Coltrane continue chez Impulse sa révolution du rythme et de la musique modale se concentrant sur l’expérimentation et son cheminement intérieur. Il explore différents mondes sonores propres à l’avant garde. Cette recherche formelle, cette ouverture vers de nouvelles sonorités chromatiques, en relation avec une quête spirituelle, mystique le conduira très loin d’Elvin Jones et McCoy Tyner qui quittent le groupe en 1965, car ils ne peuvent plus le suivre dans les espaces interstellaires du free jazz. A Love Supreme, le plus célèbre de ses albums, l’un des premiers concept albums du jazz, sort en janvier 1965 : “utopie créative”, ce sera un événement sur la planète jazz. L’aventure continue les dernières années d’ Ascension, suivant les concepts de la New Thing jusqu’à Om, le premier disque de jazz psychédélique, qui “franchit la frontière entre audace et omettincompréhension”.
Aucune partie de l’oeuvre n’est laissée de côté et chaque période a son intérêt : de la construction à l' épanouissement et à la maturité, le style du musicien n’a cessé d’évoluer. Rien ne put altérer son ineffable douceur, la fermeté de son caractère, sa détermination. Coltrane était un travailleur acharné, doté d’une exigence absolue, possédé par la musique plus encore que par la religion, obsessionnel jusqu’à son dernier souffle, hanté par le sens de sa recherche, passionnément ancré à ses saxophones et à sa quête spirituelle. Sa soif de jouer fut sa dernière addiction. Son influence est considérable sur des générations de saxophonistes.
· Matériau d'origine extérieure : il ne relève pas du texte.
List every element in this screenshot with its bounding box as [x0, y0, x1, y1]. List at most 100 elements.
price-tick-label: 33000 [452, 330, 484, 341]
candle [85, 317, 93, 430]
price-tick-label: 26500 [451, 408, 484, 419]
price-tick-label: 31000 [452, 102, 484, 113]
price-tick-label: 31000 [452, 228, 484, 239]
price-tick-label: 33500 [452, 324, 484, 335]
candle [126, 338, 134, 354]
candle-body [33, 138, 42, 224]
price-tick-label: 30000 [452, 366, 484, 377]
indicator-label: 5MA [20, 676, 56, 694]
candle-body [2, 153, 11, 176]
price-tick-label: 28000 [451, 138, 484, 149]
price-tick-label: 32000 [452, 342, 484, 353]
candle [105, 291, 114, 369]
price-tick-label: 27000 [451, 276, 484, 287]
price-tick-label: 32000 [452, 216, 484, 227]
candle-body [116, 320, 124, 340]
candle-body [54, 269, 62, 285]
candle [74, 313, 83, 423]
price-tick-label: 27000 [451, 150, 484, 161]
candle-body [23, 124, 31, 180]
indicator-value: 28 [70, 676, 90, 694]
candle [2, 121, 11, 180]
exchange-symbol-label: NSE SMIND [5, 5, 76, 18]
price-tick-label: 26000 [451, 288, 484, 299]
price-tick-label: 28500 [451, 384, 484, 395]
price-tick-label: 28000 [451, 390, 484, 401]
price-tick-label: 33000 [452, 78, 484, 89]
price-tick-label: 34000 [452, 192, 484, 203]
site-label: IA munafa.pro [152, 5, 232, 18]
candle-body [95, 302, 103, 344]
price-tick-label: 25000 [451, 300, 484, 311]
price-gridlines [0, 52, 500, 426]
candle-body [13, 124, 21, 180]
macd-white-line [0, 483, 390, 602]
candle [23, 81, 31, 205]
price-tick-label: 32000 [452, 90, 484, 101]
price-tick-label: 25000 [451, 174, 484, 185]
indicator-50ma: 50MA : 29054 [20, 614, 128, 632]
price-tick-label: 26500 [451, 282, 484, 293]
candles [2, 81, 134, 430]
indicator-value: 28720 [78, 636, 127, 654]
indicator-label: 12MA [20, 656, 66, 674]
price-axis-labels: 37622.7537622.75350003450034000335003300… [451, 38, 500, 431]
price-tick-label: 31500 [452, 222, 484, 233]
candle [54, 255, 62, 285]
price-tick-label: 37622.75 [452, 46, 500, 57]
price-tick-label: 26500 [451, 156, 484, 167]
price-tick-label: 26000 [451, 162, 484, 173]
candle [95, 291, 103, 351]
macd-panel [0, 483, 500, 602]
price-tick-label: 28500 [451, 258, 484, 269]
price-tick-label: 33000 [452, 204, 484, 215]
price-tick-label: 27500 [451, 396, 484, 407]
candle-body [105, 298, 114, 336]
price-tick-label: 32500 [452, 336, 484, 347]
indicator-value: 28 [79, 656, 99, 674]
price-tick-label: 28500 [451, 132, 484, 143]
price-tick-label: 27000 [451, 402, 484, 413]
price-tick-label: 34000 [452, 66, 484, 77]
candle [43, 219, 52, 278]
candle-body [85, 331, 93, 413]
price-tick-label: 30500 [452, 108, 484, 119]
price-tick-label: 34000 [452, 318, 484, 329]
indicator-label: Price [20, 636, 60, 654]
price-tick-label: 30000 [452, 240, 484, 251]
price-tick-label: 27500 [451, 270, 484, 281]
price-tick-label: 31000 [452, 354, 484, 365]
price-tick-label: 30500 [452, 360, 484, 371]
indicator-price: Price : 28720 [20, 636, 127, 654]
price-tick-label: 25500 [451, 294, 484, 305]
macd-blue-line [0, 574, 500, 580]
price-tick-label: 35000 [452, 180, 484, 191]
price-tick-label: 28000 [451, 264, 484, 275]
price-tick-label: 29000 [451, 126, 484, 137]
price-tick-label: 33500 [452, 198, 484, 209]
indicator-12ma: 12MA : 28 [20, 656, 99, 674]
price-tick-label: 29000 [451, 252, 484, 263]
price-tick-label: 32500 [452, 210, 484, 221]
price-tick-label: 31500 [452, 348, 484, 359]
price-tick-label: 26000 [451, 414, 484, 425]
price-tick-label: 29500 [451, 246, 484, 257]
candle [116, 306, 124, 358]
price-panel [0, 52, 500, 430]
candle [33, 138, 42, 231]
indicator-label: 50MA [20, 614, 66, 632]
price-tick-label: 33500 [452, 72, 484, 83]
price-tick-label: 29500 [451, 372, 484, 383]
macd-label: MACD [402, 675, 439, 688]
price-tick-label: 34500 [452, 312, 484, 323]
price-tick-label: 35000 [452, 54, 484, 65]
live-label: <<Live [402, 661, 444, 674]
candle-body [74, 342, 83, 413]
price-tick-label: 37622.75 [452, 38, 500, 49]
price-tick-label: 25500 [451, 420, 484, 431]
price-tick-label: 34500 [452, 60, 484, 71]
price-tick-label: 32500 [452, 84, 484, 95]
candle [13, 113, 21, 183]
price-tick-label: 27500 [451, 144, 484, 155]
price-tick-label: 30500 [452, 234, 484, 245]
Nicolas Fily arrive à rendre l’amour qu’il éprouve pour cette figure unique de musicien qui sut en donner beaucoup au monde. Et selon la belle formule de Santana qui rendit hommage à Coltrane dans son album Love, Devotion, Surrender, en 1973, avec John McLaughlin: “Certains jouent du jazz, d’autres du reggae ou du blues, Coltrane jouait la vie.”